В этой «тундре» жила женщина. Она не мечтала иметь миллион и чин действительного статского. Мечты у ней были куда скромнее и чище — мечты о тихом счастье, о друге, о любви. И вот, как говорится, в один прекрасный день у нее появился «гость» — точно луч надежды сверкнул впереди. «У нее был смущенный и влюбленный вид, а он был здоровый, красный, уверенный в себе малый в сером пиджаке и полосатом длинном галстуке».
Конечно, мимолетная случайная связь с женатым приказчиком не была даже подобием того счастья, о котором она мечтала; Не приносили радостей ей эти встречи, «…она стала не веселее, не счастливее, а беспокойнее». Но даже это призрачное счастье стоило ей жизни: ее зверски убила жена приказчика.
Так трагически обрывается судьба тех униженных и оскорбленных, которые не хотят безропотно нести свою ношу, не желают покориться доле своей. Автор негодует, ему чужда холодная созерцательность рассказчика, который лишь излагает факты, не пытаясь делать выводов из них или хотя бы высказать свое отношение к ним. Ценский слишком неравнодушен к жизни, к судьбе человеческой. Устами своего лирического героя он кричит во весь голос:
«Мне стало страшно и больно… во мне тоже, как колючий бурьян, торчал острый вопрос: за что ее убили?.. Она жила тихая, одинокая, жалкая, отрезанная от жизни, потом этот приказчик, принесший ей каплю счастья и море страха, и все это только три недели, потом за это смерть, смерть от той, которая имела право на счастье по закону».

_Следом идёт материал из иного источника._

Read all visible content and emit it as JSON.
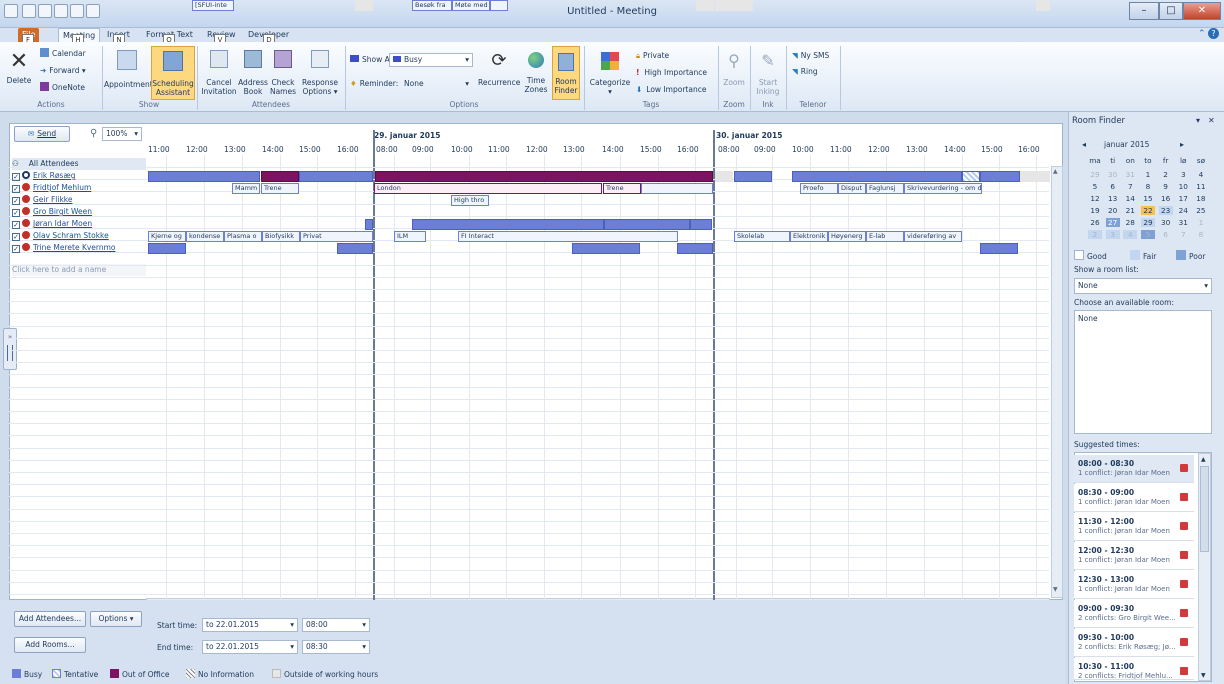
{
  "window": {
    "title": "Untitled - Meeting"
  },
  "tabs": [
    "File",
    "Meeting",
    "Insert",
    "Format Text",
    "Review",
    "Developer"
  ],
  "keytips": [
    "F",
    "H",
    "N",
    "O",
    "V",
    "D"
  ],
  "ribbon": {
    "actions": {
      "delete": "Delete",
      "calendar": "Calendar",
      "forward": "Forward",
      "onenote": "OneNote",
      "label": "Actions"
    },
    "show": {
      "appointment": "Appointment",
      "scheduling_1": "Scheduling",
      "scheduling_2": "Assistant",
      "label": "Show"
    },
    "attendees": {
      "cancel_1": "Cancel",
      "cancel_2": "Invitation",
      "address_1": "Address",
      "address_2": "Book",
      "check_1": "Check",
      "check_2": "Names",
      "response_1": "Response",
      "response_2": "Options",
      "label": "Attendees"
    },
    "options": {
      "show_as_label": "Show As:",
      "show_as_value": "Busy",
      "reminder_label": "Reminder:",
      "reminder_value": "None",
      "recurrence": "Recurrence",
      "time_1": "Time",
      "time_2": "Zones",
      "room_1": "Room",
      "room_2": "Finder",
      "label": "Options"
    },
    "tags": {
      "categorize": "Categorize",
      "private": "Private",
      "high": "High Importance",
      "low": "Low Importance",
      "label": "Tags"
    },
    "zoom": {
      "zoom": "Zoom",
      "label": "Zoom"
    },
    "ink": {
      "start_1": "Start",
      "start_2": "Inking",
      "label": "Ink"
    },
    "telenor": {
      "ny_sms": "Ny SMS",
      "ring": "Ring",
      "label": "Telenor"
    }
  },
  "toolbar": {
    "send": "Send",
    "zoom": "100%"
  },
  "days": [
    "29. januar 2015",
    "30. januar 2015"
  ],
  "times": [
    "11:00",
    "12:00",
    "13:00",
    "14:00",
    "15:00",
    "16:00",
    "08:00",
    "09:00",
    "10:00",
    "11:00",
    "12:00",
    "13:00",
    "14:00",
    "15:00",
    "16:00",
    "08:00",
    "09:00",
    "10:00",
    "11:00",
    "12:00",
    "13:00",
    "14:00",
    "15:00",
    "16:00"
  ],
  "attendees": {
    "all": "All Attendees",
    "people": [
      "Erik Røsæg",
      "Fridtjof Mehlum",
      "Geir Flikke",
      "Gro Birgit Ween",
      "Jøran Idar Moen",
      "Olav Schram Stokke",
      "Trine Merete Kvernmo"
    ],
    "add_placeholder": "Click here to add a name"
  },
  "appointments": {
    "erik": [
      "Mamm",
      "Trene",
      "London",
      "Trene",
      "Proefo",
      "Disput",
      "Faglunsj",
      "Skrivevurdering - om de"
    ],
    "fridtjof": [
      "High thro"
    ],
    "joran": [
      "Kjerne og",
      "kondense",
      "Plasma o",
      "Biofysikk",
      "Privat",
      "ILM",
      "FI Interact",
      "Skolelab",
      "Elektronik",
      "Høyenerg",
      "E-lab",
      "videreføring av"
    ],
    "trine": [
      "[SFUI-inte",
      "Besøk fra",
      "Møte med"
    ]
  },
  "bottom": {
    "add_attendees": "Add Attendees...",
    "options": "Options",
    "add_rooms": "Add Rooms...",
    "start_label": "Start time:",
    "start_date": "to 22.01.2015",
    "start_time": "08:00",
    "end_label": "End time:",
    "end_date": "to 22.01.2015",
    "end_time": "08:30"
  },
  "legend": [
    "Busy",
    "Tentative",
    "Out of Office",
    "No Information",
    "Outside of working hours"
  ],
  "room_finder": {
    "title": "Room Finder",
    "month": "januar 2015",
    "weekdays": [
      "ma",
      "ti",
      "on",
      "to",
      "fr",
      "lø",
      "sø"
    ],
    "weeks": [
      [
        "29",
        "30",
        "31",
        "1",
        "2",
        "3",
        "4"
      ],
      [
        "5",
        "6",
        "7",
        "8",
        "9",
        "10",
        "11"
      ],
      [
        "12",
        "13",
        "14",
        "15",
        "16",
        "17",
        "18"
      ],
      [
        "19",
        "20",
        "21",
        "22",
        "23",
        "24",
        "25"
      ],
      [
        "26",
        "27",
        "28",
        "29",
        "30",
        "31",
        "1"
      ],
      [
        "2",
        "3",
        "4",
        "5",
        "6",
        "7",
        "8"
      ]
    ],
    "quality": [
      "Good",
      "Fair",
      "Poor"
    ],
    "show_room_list": "Show a room list:",
    "room_list_value": "None",
    "choose_room": "Choose an available room:",
    "room_value": "None",
    "suggested": "Suggested times:",
    "suggestions": [
      {
        "time": "08:00 - 08:30",
        "conflict": "1 conflict: Jøran Idar Moen"
      },
      {
        "time": "08:30 - 09:00",
        "conflict": "1 conflict: Jøran Idar Moen"
      },
      {
        "time": "11:30 - 12:00",
        "conflict": "1 conflict: Jøran Idar Moen"
      },
      {
        "time": "12:00 - 12:30",
        "conflict": "1 conflict: Jøran Idar Moen"
      },
      {
        "time": "12:30 - 13:00",
        "conflict": "1 conflict: Jøran Idar Moen"
      },
      {
        "time": "09:00 - 09:30",
        "conflict": "2 conflicts: Gro Birgit Wee..."
      },
      {
        "time": "09:30 - 10:00",
        "conflict": "2 conflicts: Erik Røsæg; Jø..."
      },
      {
        "time": "10:30 - 11:00",
        "conflict": "2 conflicts: Fridtjof Mehlu..."
      }
    ]
  },
  "colors": {
    "busy": "#6c7ed8",
    "ooo": "#7d1462",
    "tentative": "#b8c8ee",
    "file_tab": "#d26b26"
  }
}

Жена приказчика тоже не имела самого счастья, но она имела право на него. А у этой даже такого права не было. Что ж это за жизнь? Почему такое творится на земле? — с болью сердца спрашивает писатель и отвечает сам себе: тундра!
Но он не хочет мириться с «тундрой». «И припомнил я, что где-то там, далеко на юге, есть чистое высокое небо, горячее солнце, весна! Подумал я, что там можно жить и не видеть обуха над головой, и обрадовался на секунду, как мальчик: выход есть, далеко где-то, но есть».
Это были грезы о счастье. Ни писатель, ни его герой не могли назвать эту страну. Но очень хотелось, чтобы такая страна существовала.